I’m not sure why no one has referenced this. But this is the kind of statement one usually hears about a policy disagreement rather than a demand to murder the opposing party’s nominee.

Calls for violence or the killing of a political opponent usually spurs the other candidate to totally disavow the person in question. Frankly, it’s a pretty new thing for a prominent supporter of a prominent politician to call for killing opposing candidates at all. But the Trump campaign is still “incredibly grateful his support” even though “we don’t agree” that Clinton should be shot.

This too is not normal.

Maybe you didn’t notice her statement until now. I assure you Trump’s more rabid supporters have – or at least noticed the conspicuous lack of any clear denunciation.

Do I think people on the Trump campaign really want to see Clinton injured or killed? No, I do not. But I do think they believe that exciting a climate of agitated grievance, militant anger and aggression helps them galvanize, gain and intensify support. On one and three they’re likely right. Just as importantly, they clearly believe that any clear denunciation of the growing chorus of angry and occasionally violent threats would demoralize and dishearten a key part of their base. Trump’s brand is dominance and submission.

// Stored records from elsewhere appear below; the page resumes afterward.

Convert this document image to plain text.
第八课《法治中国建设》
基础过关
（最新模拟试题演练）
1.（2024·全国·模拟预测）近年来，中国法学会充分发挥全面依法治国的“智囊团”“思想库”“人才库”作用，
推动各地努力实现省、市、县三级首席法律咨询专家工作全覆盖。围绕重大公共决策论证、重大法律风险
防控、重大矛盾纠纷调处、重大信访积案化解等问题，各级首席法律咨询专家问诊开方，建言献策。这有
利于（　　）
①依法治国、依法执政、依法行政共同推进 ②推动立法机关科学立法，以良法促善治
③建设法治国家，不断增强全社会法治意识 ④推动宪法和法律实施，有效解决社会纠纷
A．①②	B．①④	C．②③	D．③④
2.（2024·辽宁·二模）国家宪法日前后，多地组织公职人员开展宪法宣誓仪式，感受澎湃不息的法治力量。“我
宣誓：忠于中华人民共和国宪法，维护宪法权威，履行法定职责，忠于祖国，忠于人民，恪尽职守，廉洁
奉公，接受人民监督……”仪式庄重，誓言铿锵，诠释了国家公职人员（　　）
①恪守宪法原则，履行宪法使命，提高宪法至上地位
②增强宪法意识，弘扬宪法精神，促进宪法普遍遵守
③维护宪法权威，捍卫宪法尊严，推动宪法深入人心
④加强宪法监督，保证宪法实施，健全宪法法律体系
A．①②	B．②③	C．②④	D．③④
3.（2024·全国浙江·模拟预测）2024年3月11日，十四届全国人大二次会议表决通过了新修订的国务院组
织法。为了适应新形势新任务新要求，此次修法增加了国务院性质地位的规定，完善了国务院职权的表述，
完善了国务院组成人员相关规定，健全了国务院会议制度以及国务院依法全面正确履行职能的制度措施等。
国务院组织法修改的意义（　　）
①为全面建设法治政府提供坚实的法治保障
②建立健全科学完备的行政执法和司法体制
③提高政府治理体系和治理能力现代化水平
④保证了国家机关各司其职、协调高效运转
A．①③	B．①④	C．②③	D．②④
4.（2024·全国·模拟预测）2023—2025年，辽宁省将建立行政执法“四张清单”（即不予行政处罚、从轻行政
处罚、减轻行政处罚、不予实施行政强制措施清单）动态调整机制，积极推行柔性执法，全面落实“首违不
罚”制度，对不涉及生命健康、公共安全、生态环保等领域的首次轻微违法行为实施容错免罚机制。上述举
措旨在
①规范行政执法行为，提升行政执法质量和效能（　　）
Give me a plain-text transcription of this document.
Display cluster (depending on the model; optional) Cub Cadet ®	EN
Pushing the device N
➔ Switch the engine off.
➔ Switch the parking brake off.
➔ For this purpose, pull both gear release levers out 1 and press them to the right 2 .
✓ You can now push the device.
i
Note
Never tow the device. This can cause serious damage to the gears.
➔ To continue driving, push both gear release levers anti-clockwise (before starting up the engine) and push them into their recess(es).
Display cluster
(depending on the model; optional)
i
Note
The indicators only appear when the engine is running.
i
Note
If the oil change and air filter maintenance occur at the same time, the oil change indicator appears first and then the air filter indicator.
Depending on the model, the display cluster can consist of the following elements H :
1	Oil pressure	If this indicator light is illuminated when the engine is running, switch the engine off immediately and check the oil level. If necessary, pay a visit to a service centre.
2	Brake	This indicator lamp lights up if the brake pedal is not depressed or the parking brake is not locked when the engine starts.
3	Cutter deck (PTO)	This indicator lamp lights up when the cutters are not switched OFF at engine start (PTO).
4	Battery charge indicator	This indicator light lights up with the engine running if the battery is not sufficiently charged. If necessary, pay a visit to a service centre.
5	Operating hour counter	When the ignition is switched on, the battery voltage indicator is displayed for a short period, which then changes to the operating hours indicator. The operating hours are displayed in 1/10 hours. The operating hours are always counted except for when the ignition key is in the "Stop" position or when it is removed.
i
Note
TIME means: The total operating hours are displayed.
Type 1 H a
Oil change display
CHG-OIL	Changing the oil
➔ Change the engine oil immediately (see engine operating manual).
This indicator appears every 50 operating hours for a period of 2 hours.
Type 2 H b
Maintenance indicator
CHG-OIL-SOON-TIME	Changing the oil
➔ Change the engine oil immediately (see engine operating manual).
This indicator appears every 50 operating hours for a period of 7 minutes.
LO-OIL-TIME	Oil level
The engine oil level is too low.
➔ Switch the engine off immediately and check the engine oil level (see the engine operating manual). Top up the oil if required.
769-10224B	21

Provocation is his calling card. Calling a pause on their more febrile supporters would simply be off brand and would be hard to clearly differentiate in kind from the campaign-endorsed demand for her incarceration.

I’m not sure I’ve seen a better example of the wink-wink attitude of the Trump campaign – here not just Trump’s impulsive retorts but the campaign apparatus itself – to things that used to get people totally written out of the world of legitimate political discourse. I’m working on a piece about how the biggest legacy of the Trump campaign – assuming he isn’t elected president – is the re-normalization of racism and anti-semitism in American political life. This is another part of the same story. We’ve already discussed the numerous ways Trump has embraced the stylings, policies and speech of a would-be autocrat. He’s now moving on to the kinds of banana republic politicking where the cost of political defeat is imprisonment or death or even a legitimate form of ‘activism’ in advance of the ballot.

Think that’s hyperbole? Look at that Hope Hicks quote again.